Like many of the screens, strategies, and portfolios I track and prefer, the High Yield Dividend Champion Portfolio uses a small number of historically relevant ideas to create a simple, yet powerful investment plan. As I previously detailed, “Some studies have shown that the, highest yielding, low payout stocks perform better over time than stocks with higher payouts and lower yields.”
The High Yield Dividend Champion Portfolio attempts to capture the best high yield, low payout stocks with a history of raising dividends. There are numerous ways to gauge the “best” high yield/low payout stocks. The screening process for this portfolio starts with the “Dividend Champions” as compiled by DRIP Investing. The list is comprised of stocks that have increased their dividend payout for at least 25 consecutive years.
In January I announced some changes to the ranking system. The changes were not due to poor performance – the strategy has returned over 50% in the past two-plus years:
We still begin with the Dividend Champion list. The list is first sorted by yield and the lowest 50% yielding stocks are eliminated.

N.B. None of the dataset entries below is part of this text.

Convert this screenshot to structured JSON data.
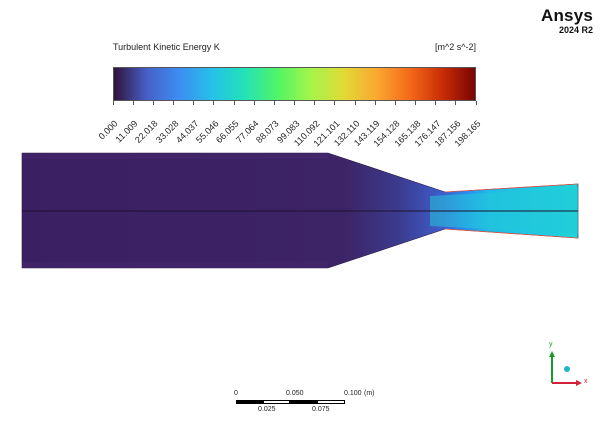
{
  "branding": {
    "name": "Ansys",
    "version": "2024 R2"
  },
  "legend": {
    "title": "Turbulent Kinetic Energy K",
    "units": "[m^2 s^-2]",
    "ticks": [
      "0.000",
      "11.009",
      "22.018",
      "33.028",
      "44.037",
      "55.046",
      "66.055",
      "77.064",
      "88.073",
      "99.083",
      "110.092",
      "121.101",
      "132.110",
      "143.119",
      "154.128",
      "165.138",
      "176.147",
      "187.156",
      "198.165"
    ],
    "min": 0.0,
    "max": 198.165
  },
  "scale_bar": {
    "top_labels": [
      "0",
      "0.050",
      "0.100"
    ],
    "bottom_labels": [
      "0.025",
      "0.075"
    ],
    "unit": "(m)"
  },
  "axes": {
    "x": "x",
    "y": "y"
  },
  "colors": {
    "low": "#30123b",
    "mid": "#24e2b6",
    "high": "#7a0403",
    "domain_base": "#3b1f63",
    "axis_x": "#d2223a",
    "axis_y": "#1a9a2a",
    "axis_z": "#1eb8c8"
  }
}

The remaining stocks are then assigned a rank based on their yield (the higher the yield the higher the rank), payout ratio (the lower the payout ratio the higher the rank), 3 year dividend growth rate, and 5/10 year Dividend Acceleration/Deceleration (5-year average increase divided by 10-year average increase). Extra weight is given to yield and payout ratio rankings.
The top 10 stocks based on the new ranking system make the portfolio. Stocks will be sold at the re-balance date (generally around the 5th of the month) when they drop out of the top 15 (to limit turnover) and are replaced with the next highest rated stock.

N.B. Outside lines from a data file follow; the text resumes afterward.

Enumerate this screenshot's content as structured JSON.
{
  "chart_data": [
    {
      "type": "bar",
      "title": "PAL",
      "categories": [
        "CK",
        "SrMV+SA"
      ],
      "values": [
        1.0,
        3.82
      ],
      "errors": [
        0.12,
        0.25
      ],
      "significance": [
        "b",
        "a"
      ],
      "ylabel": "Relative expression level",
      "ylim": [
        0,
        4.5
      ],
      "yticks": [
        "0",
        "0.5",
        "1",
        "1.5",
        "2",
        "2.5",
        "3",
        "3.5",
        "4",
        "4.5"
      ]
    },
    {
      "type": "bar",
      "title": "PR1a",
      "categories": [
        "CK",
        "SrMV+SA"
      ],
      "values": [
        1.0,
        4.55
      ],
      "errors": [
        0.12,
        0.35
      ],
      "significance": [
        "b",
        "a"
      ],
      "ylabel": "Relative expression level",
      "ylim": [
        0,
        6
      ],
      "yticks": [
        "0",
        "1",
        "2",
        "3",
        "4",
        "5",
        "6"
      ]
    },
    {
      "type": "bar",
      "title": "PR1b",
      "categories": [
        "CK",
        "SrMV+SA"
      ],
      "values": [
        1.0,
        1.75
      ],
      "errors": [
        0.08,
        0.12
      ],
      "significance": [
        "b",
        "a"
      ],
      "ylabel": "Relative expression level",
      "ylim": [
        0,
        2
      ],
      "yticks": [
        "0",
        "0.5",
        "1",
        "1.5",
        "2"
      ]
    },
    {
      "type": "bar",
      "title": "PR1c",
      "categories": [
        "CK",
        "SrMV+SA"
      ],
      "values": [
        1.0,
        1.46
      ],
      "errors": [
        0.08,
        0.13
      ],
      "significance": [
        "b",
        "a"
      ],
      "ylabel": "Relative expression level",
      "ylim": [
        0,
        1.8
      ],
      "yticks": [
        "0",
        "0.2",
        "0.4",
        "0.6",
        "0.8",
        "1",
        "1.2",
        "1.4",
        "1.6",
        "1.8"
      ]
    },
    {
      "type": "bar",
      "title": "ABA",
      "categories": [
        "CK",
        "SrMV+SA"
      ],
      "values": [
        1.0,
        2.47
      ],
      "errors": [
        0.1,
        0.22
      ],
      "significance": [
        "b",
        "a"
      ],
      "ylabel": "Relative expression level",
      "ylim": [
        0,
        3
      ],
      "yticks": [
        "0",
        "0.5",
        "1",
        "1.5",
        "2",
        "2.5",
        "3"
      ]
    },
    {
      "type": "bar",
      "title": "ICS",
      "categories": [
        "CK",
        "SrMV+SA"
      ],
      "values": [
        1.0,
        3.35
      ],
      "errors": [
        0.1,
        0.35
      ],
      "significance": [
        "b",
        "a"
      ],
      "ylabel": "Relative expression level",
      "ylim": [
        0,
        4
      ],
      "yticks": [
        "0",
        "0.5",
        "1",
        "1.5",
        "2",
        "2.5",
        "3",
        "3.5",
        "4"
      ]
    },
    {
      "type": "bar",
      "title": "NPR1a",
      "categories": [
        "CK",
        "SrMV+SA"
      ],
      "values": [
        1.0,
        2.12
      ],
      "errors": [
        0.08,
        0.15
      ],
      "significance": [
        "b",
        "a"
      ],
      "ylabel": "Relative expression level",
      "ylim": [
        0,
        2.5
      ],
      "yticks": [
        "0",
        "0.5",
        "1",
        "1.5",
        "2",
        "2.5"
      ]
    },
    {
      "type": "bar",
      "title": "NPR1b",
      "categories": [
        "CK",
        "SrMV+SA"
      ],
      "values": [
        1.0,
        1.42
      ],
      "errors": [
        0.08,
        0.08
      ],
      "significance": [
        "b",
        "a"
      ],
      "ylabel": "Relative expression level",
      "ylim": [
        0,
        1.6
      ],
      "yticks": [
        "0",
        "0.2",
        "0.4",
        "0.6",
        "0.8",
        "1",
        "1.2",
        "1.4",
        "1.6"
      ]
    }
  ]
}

This month there are two new positions. 1st Source (SRCE) was sold for a one month gain of 2.92% and a purchase date of 2/5/2013. Diebold (DBD) was sold for a loss of 13.92% (excluding dividends) with an original purchase date of 8/3/12.
Proceeds from the sale were used to purchase 395 shares of Altria Group (MO) and 371 shares of UGI Corp (UGI).
The top 17 stocks based on the new ranking methodology are below and displayed in order of their ranking:
Name | Symbol | Trend | Total Rank |
Chevron Corp. | CVX | Here | 23.5 |
WGL Holdings Inc. | WGL | Here | 27 |
Genuine Parts Co. | GPC | Here | 28 |
Altria Group Inc. | MO | Here | 28.25 |
UGI Corp. | UGI | Here | 28.5 |
Universal Health Realty Trust | UHT | Here | 30.5 |
Air Products & Chem. | APD | Here | 30.5 |
Tompkins Financial Corp. | TMP | Here | 33 |
Leggett & Platt Inc. | LEG | Here | 33.25 |
Walgreen Company | WAG | Here | 33.75 |
Pitney Bowes Inc. | PBI | Here | 34 |
Questar Corp. | STR | Here | 34.75 |
McDonald's Corp. | MCD | Here | 35.25 |
American States Water | AWR | Here | 35.25 |
Northwest Natural Gas | NWN | Here | 35.5 |
Universal Corp. | UVV | Here | 35.5 |
Procter & Gamble Co. | PG | Here | 35.5 |
The current portfolio is below:
Position | Purchase Date | Percentage Gain/Loss Excluding Dividends | Current Yield |
CVX | 12/6/2012 | 10.78% | 3.05% |
WGL | 12/6/2012 | 10.36% | 3.94% |
GPC | 1/7/2013 | 10.88% | 2.95% |
UVV | 4/5/2012 | 24.17% | 3.54% |
WAG | 1/7/2013 | 9.52% | 2.70% |
APD | 2/5/2013 | -0.67% | 2.95% |
AWR | 2/5/2013 | 9.31% | 2.56% |
MO | 3/5/2013 | 0.00% | 5.14% |
UGI | 3/5/2013 | 0.00% | 2.97% |
UHT | 7/3/2012 | 36.35% | 4.28% |
All returns exclude commissions and taxes and are hypothetical. Real results will differ.